Danish ocean container line Maersk confirmed the cancellations indirectly in its Asia Pacific Market Update for January that it issued on February 3.

“As markets remain volatile, we’re ready to adjust to sudden shifts in inbound and outbound business,” said Morten Juul, Asia Pacific regional head of ocean management at Maersk.

“We will continue to make capacity adjustments on services to North America, Europe and the Mediterranean over the next several weeks due to reduced demand actuations as a result of the Lunar New Year holidays,” Juul said.

During this period, 62% of the blank sailings will occur in the transpacific eastbound, 29% on Asia-North Europe and Mediterranean, and 9% on the transatlantic westbound trade.

Drewry said that for the next five weeks, THE Alliance has cancelled 45 sailings, followed by Ocean Alliance and 2M with 22 and 11 cancellations, respectively. During the same period, 20 blank sailings will be implemented in non-Alliance services.

Maersk said its service cancellations include rebooking cargo on alternative services and blank sailings amid soft market demand.

“Our overall goal remains to provide our customers with predictability and to ensure minimal disruption to their supply chain by supplying alternative routings and coverage for the affected vessel positions,” Juul said.

Transatlantic westbound trade remains isolated from major market developments seen in the larger East-West trades.

Ocean carriers are adding more capacity to the trade to take advantage of the still elevated spot rates, although decreasing in North Europe, they are doing so at considerably slower pace to other trades. This week, WCI Rotterdam-New York index dropped just 3% year on year and 1% month on month.

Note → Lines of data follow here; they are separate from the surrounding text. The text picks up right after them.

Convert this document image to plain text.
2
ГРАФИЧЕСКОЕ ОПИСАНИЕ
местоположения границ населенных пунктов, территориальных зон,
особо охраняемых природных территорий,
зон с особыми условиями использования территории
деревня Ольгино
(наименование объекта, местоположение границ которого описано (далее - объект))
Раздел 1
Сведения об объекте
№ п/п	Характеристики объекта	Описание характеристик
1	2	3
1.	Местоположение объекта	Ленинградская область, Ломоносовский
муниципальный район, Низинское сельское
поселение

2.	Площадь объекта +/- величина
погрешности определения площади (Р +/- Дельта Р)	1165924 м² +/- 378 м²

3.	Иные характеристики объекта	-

Extra capacity year on year and greatly reduced port congestion will likely put downward pressure on rates, especially if port congestion continues to ease.

Drewry said its AIS port dashboard points to a recovery across ports on the East Coast of North America with average waiting time falling month on month from August 2022 (when it was 3.73 days) to just 1.01 days in January 2023.

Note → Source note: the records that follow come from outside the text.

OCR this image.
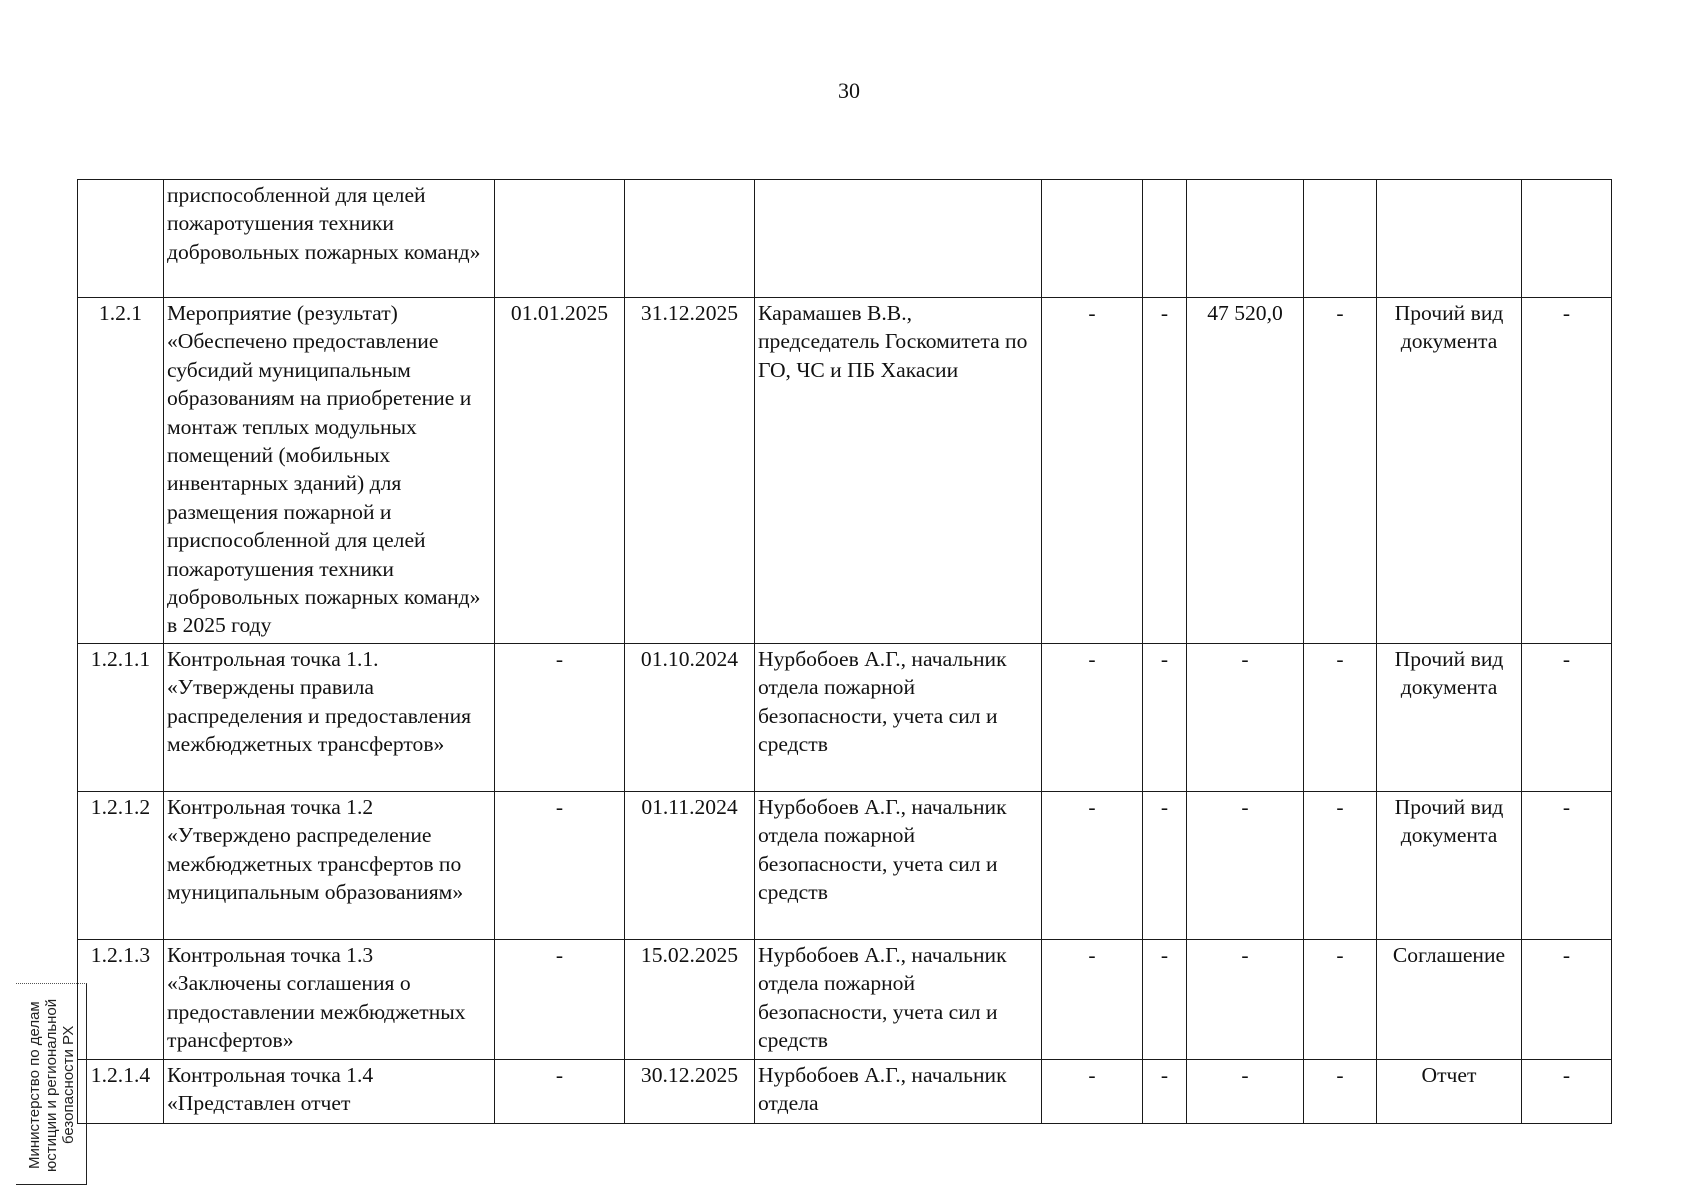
30
	приспособленной для целей пожаротушения техники добровольных пожарных команд»									
1.2.1	Мероприятие (результат) «Обеспечено предоставление субсидий муниципальным образованиям на приобретение и монтаж теплых модульных помещений (мобильных инвентарных зданий) для размещения пожарной и приспособленной для целей пожаротушения техники добровольных пожарных команд» в 2025 году	01.01.2025	31.12.2025	Карамашев В.В., председатель Госкомитета по ГО, ЧС и ПБ Хакасии	-	-	47 520,0	-	Прочий вид документа	-
1.2.1.1	Контрольная точка 1.1. «Утверждены правила распределения и предоставления межбюджетных трансфертов»	-	01.10.2024	Нурбобоев А.Г., начальник отдела пожарной безопасности, учета сил и средств	-	-	-	-	Прочий вид документа	-
1.2.1.2	Контрольная точка 1.2 «Утверждено распределение межбюджетных трансфертов по муниципальным образованиям»	-	01.11.2024	Нурбобоев А.Г., начальник отдела пожарной безопасности, учета сил и средств	-	-	-	-	Прочий вид документа	-
1.2.1.3	Контрольная точка 1.3 «Заключены соглашения о предоставлении межбюджетных трансфертов»	-	15.02.2025	Нурбобоев А.Г., начальник отдела пожарной безопасности, учета сил и средств	-	-	-	-	Соглашение	-
1.2.1.4	Контрольная точка 1.4 «Представлен отчет	-	30.12.2025	Нурбобоев А.Г., начальник отдела	-	-	-	-	Отчет	-
Министерство по делам юстиции и региональной безопасности РХ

In its weekly container rate update last Thursday, Drewry said its composite World Container Index decreased 1% to US$2,033.70 per 40 feet equivalent units (FEU) container last week, reflecting a 78% drop when compared with the same week last year and is now 80% below the peak of $10,377 reached in September 2021.

The index is 24% lower than the 10-year average of $2,693, indicating a return to more normal prices, but remains 43% higher than average 2019 (pre-pandemic) rates of $1,420.
The average composite index for the year-to-date is $2,085/FEU, which is $608 lower than the 10-year average.

Freight rates on Shanghai-Genoa dropped 2% or $51 to $2,727/FEU. Spot rates on Shanghai- Los Angeles and Shanghai-Rotterdam slid 1% each to $2,056 and $1,732/FEU, individually.

Similarly, rates on New York-Rotterdam and Rotterdam-New York fell 1% each to $1,197/FEU and $6,262/FEU. However, rates on Los Angeles-Shanghai rose 1% to $1,137/FEU.

Rates on Rotterdam-Shanghai gained 3% to $786/FEU. Rates on Shanghai-New York hovered around the previous week’s level. Drewry expects small week-on-week rate reductions in the next few weeks.